Il y a aussi d'autres synonymes qui toutefois s'appliqueraient mieux à des marchands ambulants, des conteurs voire de faux clairvoyants plutôt qu'à des politiciens, il me vient à l'esprit par exemple "_ciarlatano_", "_parla-parla_", "_quaqquaraqquà_", "_fanfarone_" et j'en passe!


----------



## itka

La "langue de bois" est une expression _française_ (une création française) destinée à l'origine à caractériser le discours totalitaire. 
Dans les autres langues, cette expression est traduite (lorsqu'elle l'est) mot à mot : _lingua di legno_ en italien.


----------



## duchevreuil

So che _langue de bois_, inteso nel senso di 'linguaggio fisso della propaganda politica', spesso viene tradotto con _politichese_.


----------



## Corsicum

*Pinairun :* Merci pour le lien, je recherche l’expression en Italien

*Huginn :* Merci cela me donne une bonne idée de ce qui se dit.
Oui tous ces termes correspondent assez bien mais ils ne sont peut être pas assez technocratiques et intellectuels comme aussi_ : _chiacchiera, parlantina, scilinguagnolo,
On pourrait imaginer : _Siloglossa ,_ mais il ne peut s’adresser qu’a un auditoire d’intellectuels qui connaissent assez bien le Français !Je n’ai rien retrouvé sur cette piste ?

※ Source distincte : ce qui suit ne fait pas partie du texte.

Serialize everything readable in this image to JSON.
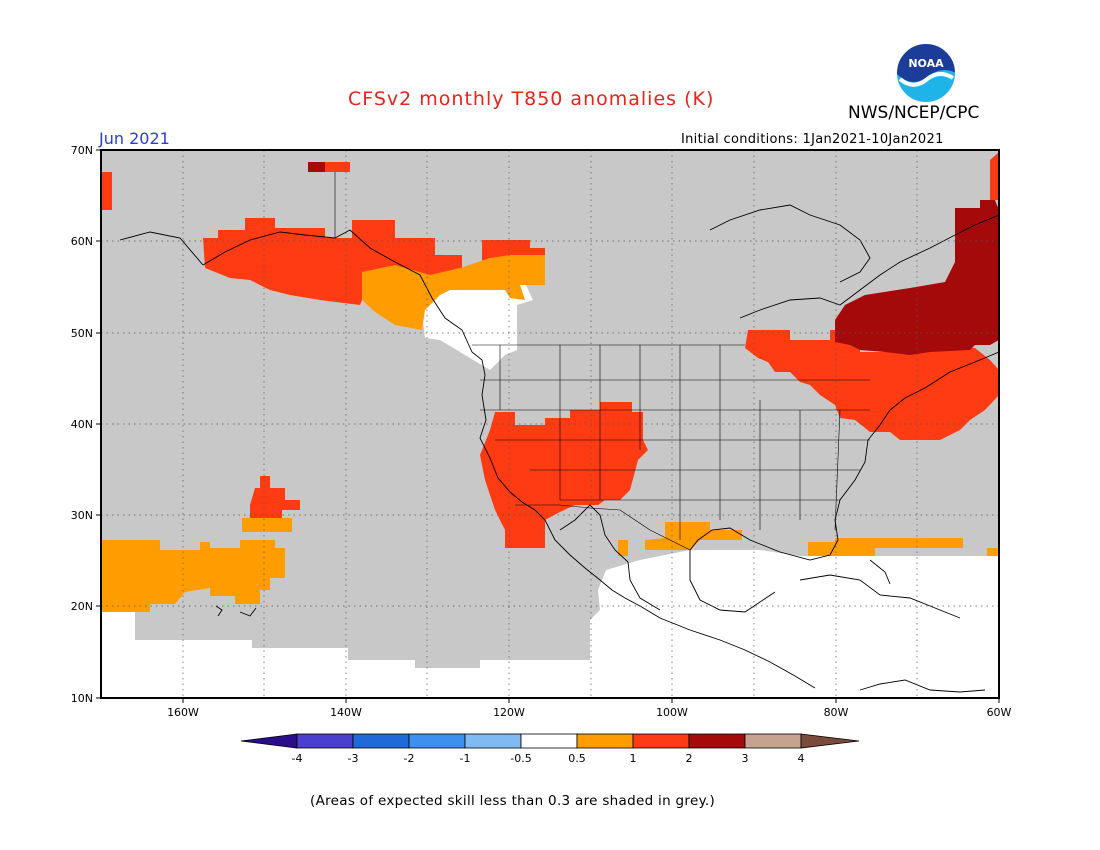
{
  "header": {
    "title": "CFSv2 monthly T850 anomalies (K)",
    "org": "NWS/NCEP/CPC",
    "logo_text": "NOAA",
    "month": "Jun 2021",
    "initial_conditions": "Initial conditions: 1Jan2021-10Jan2021"
  },
  "map": {
    "projection": "lat-lon",
    "lon_range": [
      -170,
      -60
    ],
    "lat_range": [
      10,
      70
    ],
    "lat_ticks": [
      "70N",
      "60N",
      "50N",
      "40N",
      "30N",
      "20N",
      "10N"
    ],
    "lon_ticks": [
      "160W",
      "140W",
      "120W",
      "100W",
      "80W",
      "60W"
    ],
    "grid": "dotted",
    "background_fill": "grey",
    "anomaly_regions": [
      {
        "category": "1 to 2",
        "color": "#ff3b14",
        "area": "Alaska / Gulf of Alaska"
      },
      {
        "category": "0.5 to 1",
        "color": "#ff9d00",
        "area": "British Columbia coast"
      },
      {
        "category": "-0.5 to 0.5",
        "color": "#ffffff",
        "area": "Pacific Northwest coast"
      },
      {
        "category": "1 to 2",
        "color": "#ff3b14",
        "area": "US Southwest"
      },
      {
        "category": "1 to 2",
        "color": "#ff3b14",
        "area": "Great Lakes / New England"
      },
      {
        "category": "2 to 3",
        "color": "#a50a0a",
        "area": "Quebec / Labrador"
      },
      {
        "category": "0.5 to 1",
        "color": "#ff9d00",
        "area": "Subtropical Pacific near Hawaii"
      },
      {
        "category": "1 to 2",
        "color": "#ff3b14",
        "area": "North of Hawaii"
      },
      {
        "category": "0.5 to 1",
        "color": "#ff9d00",
        "area": "Gulf of Mexico / Florida band"
      },
      {
        "category": "-0.5 to 0.5",
        "color": "#ffffff",
        "area": "Tropical Pacific and Caribbean"
      }
    ]
  },
  "colorbar": {
    "labels": [
      "-4",
      "-3",
      "-2",
      "-1",
      "-0.5",
      "0.5",
      "1",
      "2",
      "3",
      "4"
    ],
    "colors": [
      "#2a0d8c",
      "#4a3fcf",
      "#1f6ad8",
      "#3d90ef",
      "#7fbaf3",
      "#ffffff",
      "#ff9d00",
      "#ff3b14",
      "#a50a0a",
      "#c7a290",
      "#7a4a3a"
    ]
  },
  "footnote": "(Areas of expected skill less than 0.3 are shaded in grey.)",
  "colors": {
    "title": "#e8231a",
    "month": "#2a3fcf",
    "skill_grey": "#c8c8c8"
  }
}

Il me semble que _retorica _pourrait faire l’affaire en Italien comme en Français d’ailleurs sachant que l’expression commence à être un peu usée ?
http://it.wikipedia.org/wiki/Retorica
On pourrait associer ce terme avec le nom d’un animal qui symbolise l’obéissance des masses populaires ou autre, par exemple les moutons : _pecure_
Même si l’expression n’est pas connue il est probable qu’elle soit comprise par le milieu intellectuel que l’on veut discréditer et déstabiliser, même dans d’autres langues, par exemple : 
_L’alta retorica politica delle pecore ? / La retorica della falsificazione ?_
_Le langage de la haute rhétorique politicienne pour les moutons = langue de bois _

Un autre animal serait interessant _: le singe ?_
Quelle est la notoriété du _singe_ dans les discours politiques ?
 
Edit ajout, vu aussi :
http://dictionnaire.reverso.net/francais-italien/langue%20de%20bois


----------



## matoupaschat

Guarda qui : http://it.wikipedia.org/wiki/Politichese


----------



## Huginn

Corsicum said:


> Il me semble que _retorica _pourrait faire l’affaire en Italien comme en Français d’ailleurs sachant que l’expression commence à être un peu usée?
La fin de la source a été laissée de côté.